On 11 March 1797, Cadman was sentenced to transportation for life at the Worcester assizes, after being arrested at Bewdley on the charge of stealing a horse. Cadman was transported aboard Barwell, which left Portsmouth on 7 November 1797 and reached Sydney on 18 May 1798.

In 1809, Cadman became the coxswain of a government boat. While in the service of the Government as a coxswain, he lost an eye. Cadman received a conditional pardon from Governor Lachlan Macquarie in 1814 and a free pardon in 1821. Cadman became the master of the cutter Mars in 1825, which took 25 prisoners to Newcastle. He was then promoted to the position of Superintendent of Government Boats at Sydney in 1827 on a salary of £91, until he retired in 1845. When that position of office was abolished in 1845, Governor Sir George Gipps recommended "his great respectability" and arranged for him to be paid a retiring gratuity of £182.

Since 1816 Cadman had occupied a rough stone cottage at The Rocks. Cadmans Cottage still stands today and is the oldest surviving house within the city of Sydney. On 5 or 6 January 1818, Cadman received government permission to marry at Sydney. On 26 October 1830 John married Elizabeth Mortimer.

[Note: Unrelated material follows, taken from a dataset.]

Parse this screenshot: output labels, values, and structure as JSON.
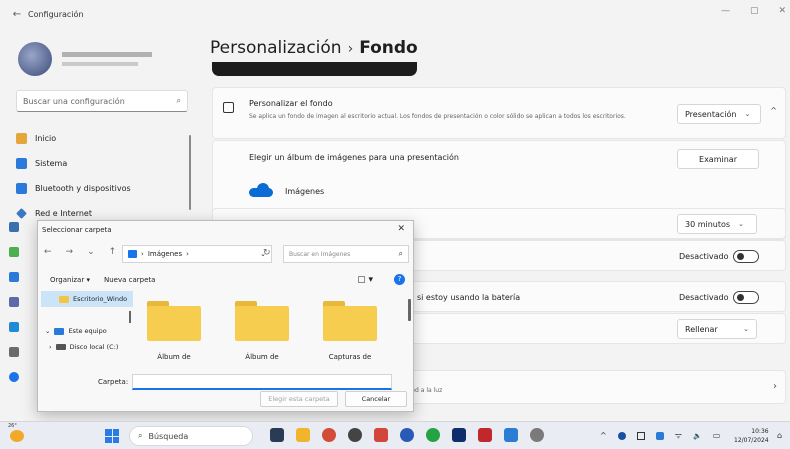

Cadman died on 12 November 1848 and was survived by Elizabeth Mortimer and her two daughters from a previous alliance. Cadman was buried in the old Devonshire Street Cemetery (now Central railway station, Sydney's main terminus); his headstone and remains were taken to Bunnerong Cemetery (now Eastern Suburbs Memorial Park) in 1901. Cadman's headstone still remains there and the inscription reads:

Sacred to the memory of John Cadman who departed this life on Sunday the 12 day of November 1848 at the advanced age of 90 years and 10 months. He has been a resident of Sydney for 55 years the whole of which time he has held responsible situations under government. For the last 25 years was principal superintendent of government boats at the dock yard Sydney, the departure of Sir George Gipps from this colony he resigned. Not at age wishing to serve any other governor. Consequence of which the establishment conducted by him for so many years with such general satisfaction was entirely broken up: he was respected by all who knew him. He left a wife and two daughters to deplore the loss of an affectionate husband and father.

Three cruise vessels on Sydney Harbour were named after Cadman; the 1974 built John Cadman, the 1986 built John Cadman II and the 1989 built John Cadman III.